We have carefully reviewed the record presented and it does not establish that the landlords knew or had reason to know that Nojo was a dangerous animal. Nothing indicates that Mr. Ackmann had ever seen or heard of Nojo before the injury. The dog had only been on the premises from 1 to 3 weeks (depending on whose testimony is accepted). Mrs. Ackmann did not see or hear of it until April 1 or 2, 1978, just 2 or 3 days before the April 4, 1978 injury to the plaintiff. This was on April 1 or 2, when Mrs. Ackmann visited the duplex and saw Nojo for the first time. Nojo was inside the duplex and was "just standing there." Although at her deposition Mrs. Ackmann did use the phrase "[t]hat dog looked vicious to me," a reading of that in context with her complete deposition indicates no more than as she testified, *449 that Nojo did nothing but just stand there. We fail to see how this can establish the required quantum of proof that the landlords, in the language of Johnston v. Ohls, supra at 400, knew or reasonably should have known "that the dog [had] vicious or dangerous propensities likely to cause the injury complained of, ..." In any event, it is not suggested that there was any way that the tenant and subtenant could have been legally evicted between April 1 or 2 when Mrs. Ackmann first saw Nojo and April 4 when the injury occurred — the course which the plaintiff argues was open to the landlords and on which the plaintiff seeks to predicate the landlords' liability under the "dangerous conditions and activities" argument.

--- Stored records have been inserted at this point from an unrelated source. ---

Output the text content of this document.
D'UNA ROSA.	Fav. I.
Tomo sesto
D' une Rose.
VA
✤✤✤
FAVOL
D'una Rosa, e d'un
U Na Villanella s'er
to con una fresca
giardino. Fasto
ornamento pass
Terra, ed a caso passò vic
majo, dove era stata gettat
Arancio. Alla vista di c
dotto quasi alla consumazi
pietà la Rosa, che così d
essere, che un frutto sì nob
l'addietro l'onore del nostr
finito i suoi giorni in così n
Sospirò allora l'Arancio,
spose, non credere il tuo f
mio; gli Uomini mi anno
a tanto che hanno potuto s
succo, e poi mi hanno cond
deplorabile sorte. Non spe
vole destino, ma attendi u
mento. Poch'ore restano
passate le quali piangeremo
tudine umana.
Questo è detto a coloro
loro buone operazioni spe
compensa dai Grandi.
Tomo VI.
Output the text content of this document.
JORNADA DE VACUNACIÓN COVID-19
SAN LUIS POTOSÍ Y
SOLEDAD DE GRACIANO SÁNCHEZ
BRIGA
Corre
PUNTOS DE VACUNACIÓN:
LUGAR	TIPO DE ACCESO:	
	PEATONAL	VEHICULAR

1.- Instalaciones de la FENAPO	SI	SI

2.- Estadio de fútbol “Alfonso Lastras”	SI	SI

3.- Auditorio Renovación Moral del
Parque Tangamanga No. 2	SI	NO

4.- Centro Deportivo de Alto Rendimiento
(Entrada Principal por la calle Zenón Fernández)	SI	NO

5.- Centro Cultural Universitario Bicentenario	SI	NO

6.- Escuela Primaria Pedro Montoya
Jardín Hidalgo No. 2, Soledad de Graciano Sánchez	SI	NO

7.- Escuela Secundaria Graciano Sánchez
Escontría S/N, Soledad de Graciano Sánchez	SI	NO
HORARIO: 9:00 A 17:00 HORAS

[7] Even if we assume that the landlords should and could have evicted the tenant and subtenant when they first learned that the female Doberman pinscher, Tausha, and the toy poodle were on the premises in violation of the no pets clause in the rental agreement (and in which event the injury would have not occurred if the tenant and subtenants were no longer on the rental premises with Nojo on April 4), that still does not establish a liability issue in this case. When a duty is imposed and a defendant's conduct violates that duty, there is still no cause of action unless there is a sufficiently close, actual, causal connection between defendant's conduct and the actual damage suffered by the plaintiff. Rikstad v. Holmberg, 76 Wash. 2d 265, 268, 456 P.2d 355 (1969). There would in that event be no such causal connection, but only speculation about what might or might not have happened on April 4, 1978, if something else had or had not happened.

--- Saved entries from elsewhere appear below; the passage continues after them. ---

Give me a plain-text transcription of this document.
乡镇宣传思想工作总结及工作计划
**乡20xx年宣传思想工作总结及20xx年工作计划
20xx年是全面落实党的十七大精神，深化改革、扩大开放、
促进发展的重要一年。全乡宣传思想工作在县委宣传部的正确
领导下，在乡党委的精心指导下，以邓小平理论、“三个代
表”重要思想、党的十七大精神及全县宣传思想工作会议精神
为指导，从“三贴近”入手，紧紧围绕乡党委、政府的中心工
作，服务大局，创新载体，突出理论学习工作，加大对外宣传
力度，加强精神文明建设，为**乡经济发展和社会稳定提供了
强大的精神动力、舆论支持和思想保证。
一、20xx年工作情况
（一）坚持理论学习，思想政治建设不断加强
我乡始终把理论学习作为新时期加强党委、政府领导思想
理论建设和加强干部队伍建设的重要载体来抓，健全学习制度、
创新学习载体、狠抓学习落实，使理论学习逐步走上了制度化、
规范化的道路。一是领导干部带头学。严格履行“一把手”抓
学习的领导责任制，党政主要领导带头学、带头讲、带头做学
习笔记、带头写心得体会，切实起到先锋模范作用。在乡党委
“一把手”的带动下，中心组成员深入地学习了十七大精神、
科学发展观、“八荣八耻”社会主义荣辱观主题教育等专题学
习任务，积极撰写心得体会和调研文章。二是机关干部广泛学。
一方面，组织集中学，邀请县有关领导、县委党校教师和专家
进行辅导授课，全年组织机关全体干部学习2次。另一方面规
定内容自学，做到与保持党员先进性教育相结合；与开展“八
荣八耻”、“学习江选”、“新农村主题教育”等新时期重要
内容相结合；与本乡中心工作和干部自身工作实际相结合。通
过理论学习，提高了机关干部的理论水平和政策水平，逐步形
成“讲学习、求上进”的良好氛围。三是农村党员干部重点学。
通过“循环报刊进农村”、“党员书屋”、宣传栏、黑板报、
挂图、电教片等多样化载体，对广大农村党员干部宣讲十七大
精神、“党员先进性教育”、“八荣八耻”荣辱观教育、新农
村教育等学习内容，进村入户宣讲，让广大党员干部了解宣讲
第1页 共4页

[8] Considering all of the evidence in the record and reasonable inferences therefrom in favor of the plaintiff, as we have, we conclude that no genuine issue as to any material fact exists as to the landlords' liability, and that as a matter of law the landlords were entitled to a judgment of dismissal. CR 56; Morris v. McNicol, 83 Wash. 2d 491, 494, 519 P.2d 7 (1974). The trial court did not err in so ruling.

*450 Affirmed.

JAMES, A.C.J., and SWANSON, J., concur.

Reconsideration denied August 6, 1980.

Review granted by Supreme Court October 24, 1980.

NOTES

[1] Uccello v. Laudenslayer, 44 Cal. App. 3d 504, 118 Cal. Rptr. 741, 81 A.L.R. 3d 628 (1975) holds that a duty of care arises when the landlord has actual knowledge of the presence of a dangerous animal and when the landlord has the right to remove the animal by retaking possession of the premises. Having decided the case on the basis set forth herein, however, we need not determine whether the holding of Uccello v. Laudenslayer should be the law of this jurisdiction and therefore we do not do so.